A couple of years ago, my uncle asked if I needed a set of clubs. He knew a friend of a friend who was selling a set for $50. He probably won’t like this admission but at the time I think I was just humoring him when I said “Sure! That sounds great!”
However, little did I realize it would be somewhat life changing.
I live in Arizona. That’s applicable here because in Arizona there are nearly as many golf courses and driving ranges as there are guns, climate deniers and swimming pools.
The 7-year old in me was born again and as it turned out, I still could still knock the hell out of the ball. Sort of. There were hours spent at the driving range, multiple worn out golf gloves, an abused Summer Membership at Top Golf and a lower back that hates my frickin’ guts.

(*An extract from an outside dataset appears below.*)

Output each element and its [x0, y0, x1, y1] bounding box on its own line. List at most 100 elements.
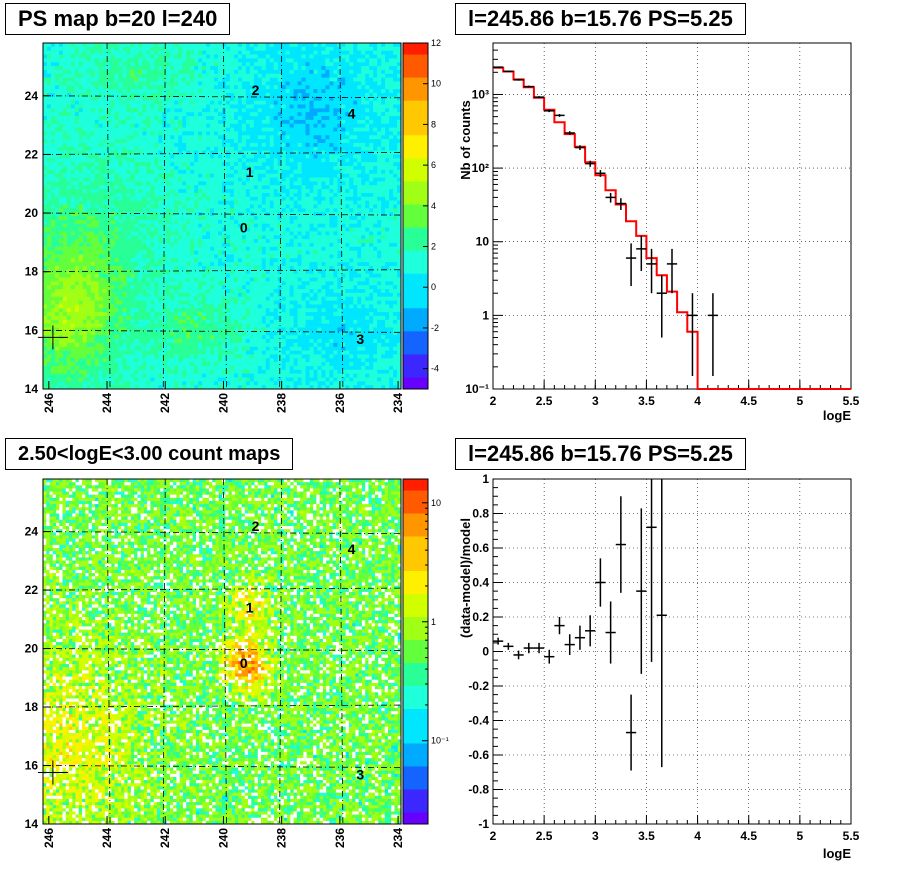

I recently read the book Missing Links by Rick Reilly (courtesy of that same uncle) and have started on Chicken Soup for the Soul. Tales of Golf and Sport. I might be turning into someone I once wanted to beat up.
My wife says I needed a hobby yet, as I have been explicitly told, that hobby cannot include recent female college grads and/or a motorcycle. So as a distant third on the list, there is golf.
Life, as they say, is good.
I miss that group of guys that played together all those summers. A lot of good stories, laughs and memories were made on that small 9-hole course on the edge of a small hick-town in Illinois.
And though it has been over 20 years since I last seen – or even talked to – my friend Josh, I have no doubt, none at all, that at some future high school reunion our conversations will pick up right where they once left off and he will inevitably ask: “Hey Miller. Remember that time you hit yourself in the head with a golf club?”